Please select the option “Paper” on the form. Those submitting papers are asked to submit an abstract of no more than 350 words.
There will be a dedicated panel for undergraduates, MA and early stage PhD students to present at – called a scratch session. These will be shorter papers and rather than the usual practise of asking questions of the presenters, the audience will make suggestions for further reading, pathways for improvement, scholars to explore etc. If you wish to apply for the scratch session, please select that option on the submission form and submit an abstract of no more than 350 words.
Please note that we are a small organisation and as such are unable to provide bursaries, travel grants or funds for visa applications.

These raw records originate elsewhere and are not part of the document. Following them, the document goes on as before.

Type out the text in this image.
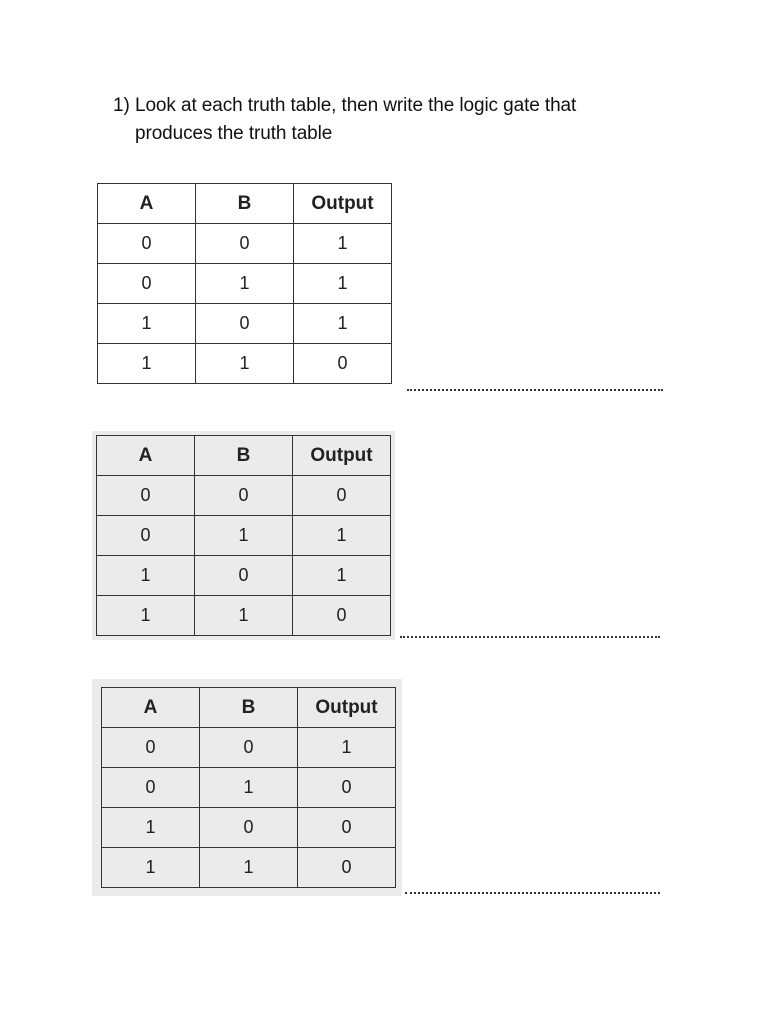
1) Look at each truth table, then write the logic gate that
produces the truth table
A	B	Output
0	0	1
0	1	1
1	0	1
1	1	0
A	B	Output
0	0	0
0	1	1
1	0	1
1	1	0
A	B	Output
0	0	1
0	1	0
1	0	0
1	1	0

We can provide you with an official letter of invite and a subsequent letter of participation if your university or funding body requires it or if it is necessary for travel or visa requirements. If you are impacted by the travel ban to the USA, or if you wish to avoid travelling to the US as a means of protesting it, we understand that attending an academic conference is not worth the risks of being denied entry or return, being detained or deported, or losing immigration status. We respect stances of conscience. You are valued, wanted, and welcome and so we will work with you to ensure you can present via digital means.